Au-delà des questions d’orientation, les données analysées pour cette étude sont extrêmement instructives en ce qui concerne nos lycéennes, nos lycéens et nos lycées (publics et privés du système tunisien). Elles nous permettent de nous prononcer sur des idées reçues, en les confirmant ou en les infirmant.

Alors que les épreuves du baccalauréat viennent de débuter, beaucoup ont été surpris de voir que 76.633 filles passent cet examen, contre seulement 53.647 garçons.

Les lycéennes auraient-elles un meilleur niveau que les lycéens ? Que nous disent les chiffres ?
Est-ce la seule raison qui explique le déficit de garçons parmi les candidats au bac ?

Nota bene : lorsque ce billet qualifie un niveau scolaire de moyen ou de faible, cela ne doit pas être pris comme un jugement de valeur de l’élève. Le niveau scolaire concerne le parcours scolaire. Il dépend certes de l’élève mais aussi de son environnement, de son milieu et du système éducatif lui-même, comme cela a été évoqué dans notre précédent article.

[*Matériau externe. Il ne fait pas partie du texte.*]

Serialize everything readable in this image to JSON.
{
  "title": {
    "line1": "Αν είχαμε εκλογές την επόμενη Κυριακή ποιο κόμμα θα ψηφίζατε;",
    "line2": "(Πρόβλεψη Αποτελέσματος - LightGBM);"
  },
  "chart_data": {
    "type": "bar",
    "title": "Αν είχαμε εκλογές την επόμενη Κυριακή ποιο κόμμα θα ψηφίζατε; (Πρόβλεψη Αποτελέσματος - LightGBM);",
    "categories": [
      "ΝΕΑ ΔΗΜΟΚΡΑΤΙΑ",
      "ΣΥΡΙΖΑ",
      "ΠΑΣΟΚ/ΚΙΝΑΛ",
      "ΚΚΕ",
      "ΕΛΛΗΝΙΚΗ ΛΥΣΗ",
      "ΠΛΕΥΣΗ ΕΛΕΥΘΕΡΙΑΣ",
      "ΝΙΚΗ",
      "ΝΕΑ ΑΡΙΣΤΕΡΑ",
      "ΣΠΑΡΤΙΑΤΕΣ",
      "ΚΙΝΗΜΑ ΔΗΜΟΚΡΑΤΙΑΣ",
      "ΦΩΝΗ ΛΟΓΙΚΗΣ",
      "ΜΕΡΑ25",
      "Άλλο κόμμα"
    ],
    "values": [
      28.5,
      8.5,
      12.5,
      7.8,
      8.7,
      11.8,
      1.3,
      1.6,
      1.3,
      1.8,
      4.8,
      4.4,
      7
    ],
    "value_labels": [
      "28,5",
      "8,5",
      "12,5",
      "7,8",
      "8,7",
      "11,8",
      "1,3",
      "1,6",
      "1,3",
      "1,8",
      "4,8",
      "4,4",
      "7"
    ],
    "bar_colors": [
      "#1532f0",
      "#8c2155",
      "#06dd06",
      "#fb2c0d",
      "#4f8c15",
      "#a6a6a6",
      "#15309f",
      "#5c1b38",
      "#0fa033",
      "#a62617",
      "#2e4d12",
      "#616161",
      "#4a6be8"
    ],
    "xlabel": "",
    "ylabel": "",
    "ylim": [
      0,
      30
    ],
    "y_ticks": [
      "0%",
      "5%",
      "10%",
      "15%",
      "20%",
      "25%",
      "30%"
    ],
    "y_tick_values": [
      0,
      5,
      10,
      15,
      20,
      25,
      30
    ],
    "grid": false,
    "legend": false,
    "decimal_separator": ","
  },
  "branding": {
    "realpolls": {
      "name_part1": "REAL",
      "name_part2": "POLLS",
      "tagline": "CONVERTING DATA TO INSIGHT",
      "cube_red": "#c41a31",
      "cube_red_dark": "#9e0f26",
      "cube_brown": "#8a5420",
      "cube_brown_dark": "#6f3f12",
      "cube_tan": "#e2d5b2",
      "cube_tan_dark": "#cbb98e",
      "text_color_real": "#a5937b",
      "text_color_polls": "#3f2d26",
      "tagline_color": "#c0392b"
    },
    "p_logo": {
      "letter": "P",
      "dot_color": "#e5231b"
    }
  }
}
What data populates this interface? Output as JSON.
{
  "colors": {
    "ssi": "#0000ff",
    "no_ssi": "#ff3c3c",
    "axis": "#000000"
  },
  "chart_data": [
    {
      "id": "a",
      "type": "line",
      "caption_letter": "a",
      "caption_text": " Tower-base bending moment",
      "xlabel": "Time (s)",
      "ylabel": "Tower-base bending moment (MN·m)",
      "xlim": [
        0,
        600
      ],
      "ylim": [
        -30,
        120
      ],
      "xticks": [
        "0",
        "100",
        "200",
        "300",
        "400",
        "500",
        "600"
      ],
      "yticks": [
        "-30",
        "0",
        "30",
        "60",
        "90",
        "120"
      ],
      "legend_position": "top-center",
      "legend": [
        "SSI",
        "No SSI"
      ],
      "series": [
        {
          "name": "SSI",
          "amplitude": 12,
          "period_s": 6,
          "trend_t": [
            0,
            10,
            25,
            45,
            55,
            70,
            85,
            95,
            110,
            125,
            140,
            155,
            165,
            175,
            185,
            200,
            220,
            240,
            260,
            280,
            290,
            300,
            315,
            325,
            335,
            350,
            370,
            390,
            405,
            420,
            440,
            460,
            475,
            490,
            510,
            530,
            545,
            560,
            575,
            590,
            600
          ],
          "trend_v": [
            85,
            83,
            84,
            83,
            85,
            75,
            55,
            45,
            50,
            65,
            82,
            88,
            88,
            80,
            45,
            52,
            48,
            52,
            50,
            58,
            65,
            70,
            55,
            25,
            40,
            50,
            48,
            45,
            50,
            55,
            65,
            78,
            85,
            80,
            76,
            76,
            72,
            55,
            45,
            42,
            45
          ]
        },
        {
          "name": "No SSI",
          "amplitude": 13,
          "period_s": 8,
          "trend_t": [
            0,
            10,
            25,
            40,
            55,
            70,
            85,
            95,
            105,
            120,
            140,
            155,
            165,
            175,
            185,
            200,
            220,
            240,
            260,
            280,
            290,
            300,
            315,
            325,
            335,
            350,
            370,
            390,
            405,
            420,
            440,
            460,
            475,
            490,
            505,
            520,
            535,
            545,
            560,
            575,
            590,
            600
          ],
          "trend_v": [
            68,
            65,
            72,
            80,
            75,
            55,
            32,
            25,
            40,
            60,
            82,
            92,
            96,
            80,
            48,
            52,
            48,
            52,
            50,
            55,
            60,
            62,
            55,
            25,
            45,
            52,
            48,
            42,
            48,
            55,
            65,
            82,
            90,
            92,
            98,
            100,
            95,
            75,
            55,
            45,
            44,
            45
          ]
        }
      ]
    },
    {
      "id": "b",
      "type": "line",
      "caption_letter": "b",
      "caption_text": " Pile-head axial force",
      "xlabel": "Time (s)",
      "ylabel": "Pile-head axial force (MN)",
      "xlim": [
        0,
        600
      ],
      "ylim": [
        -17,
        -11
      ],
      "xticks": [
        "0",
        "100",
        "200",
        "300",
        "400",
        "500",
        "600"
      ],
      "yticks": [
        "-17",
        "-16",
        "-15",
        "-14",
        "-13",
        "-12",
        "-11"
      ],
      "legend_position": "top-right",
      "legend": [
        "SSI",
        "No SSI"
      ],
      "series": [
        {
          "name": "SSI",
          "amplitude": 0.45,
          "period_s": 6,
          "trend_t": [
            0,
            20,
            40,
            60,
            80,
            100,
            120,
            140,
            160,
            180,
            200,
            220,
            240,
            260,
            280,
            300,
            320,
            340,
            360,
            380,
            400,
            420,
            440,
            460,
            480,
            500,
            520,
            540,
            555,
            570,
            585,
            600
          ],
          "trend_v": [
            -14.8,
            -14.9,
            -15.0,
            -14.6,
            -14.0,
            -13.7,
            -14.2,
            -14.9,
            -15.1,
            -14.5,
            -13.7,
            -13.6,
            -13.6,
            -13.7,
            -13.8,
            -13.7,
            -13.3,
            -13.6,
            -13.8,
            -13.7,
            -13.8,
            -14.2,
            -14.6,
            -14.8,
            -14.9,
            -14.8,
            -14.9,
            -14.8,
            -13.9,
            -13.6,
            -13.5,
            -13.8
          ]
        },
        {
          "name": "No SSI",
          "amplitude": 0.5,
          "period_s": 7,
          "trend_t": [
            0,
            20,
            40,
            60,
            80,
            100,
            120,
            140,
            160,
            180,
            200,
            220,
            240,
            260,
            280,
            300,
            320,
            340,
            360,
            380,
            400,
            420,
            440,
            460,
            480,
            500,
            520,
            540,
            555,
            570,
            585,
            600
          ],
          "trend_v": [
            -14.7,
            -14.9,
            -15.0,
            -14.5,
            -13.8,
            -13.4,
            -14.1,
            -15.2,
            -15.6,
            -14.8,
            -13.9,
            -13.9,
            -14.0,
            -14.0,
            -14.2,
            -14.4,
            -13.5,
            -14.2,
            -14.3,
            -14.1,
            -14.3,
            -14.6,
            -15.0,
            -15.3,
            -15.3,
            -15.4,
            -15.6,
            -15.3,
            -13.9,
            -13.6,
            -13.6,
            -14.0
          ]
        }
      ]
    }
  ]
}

Oui, les lycéennes ont un meilleur niveau scolaire que les lycéens

Commençons par un graphique simple présentant les proportions de candidates et candidats au bac selon leurs moyennes à cet examen :

Proportion des candidates et des candidats au baccalauréat 2014 selon la moyenne obtenue au bac, section Maths (sources : Institut Afkar, Ministère de l’éducation nationale)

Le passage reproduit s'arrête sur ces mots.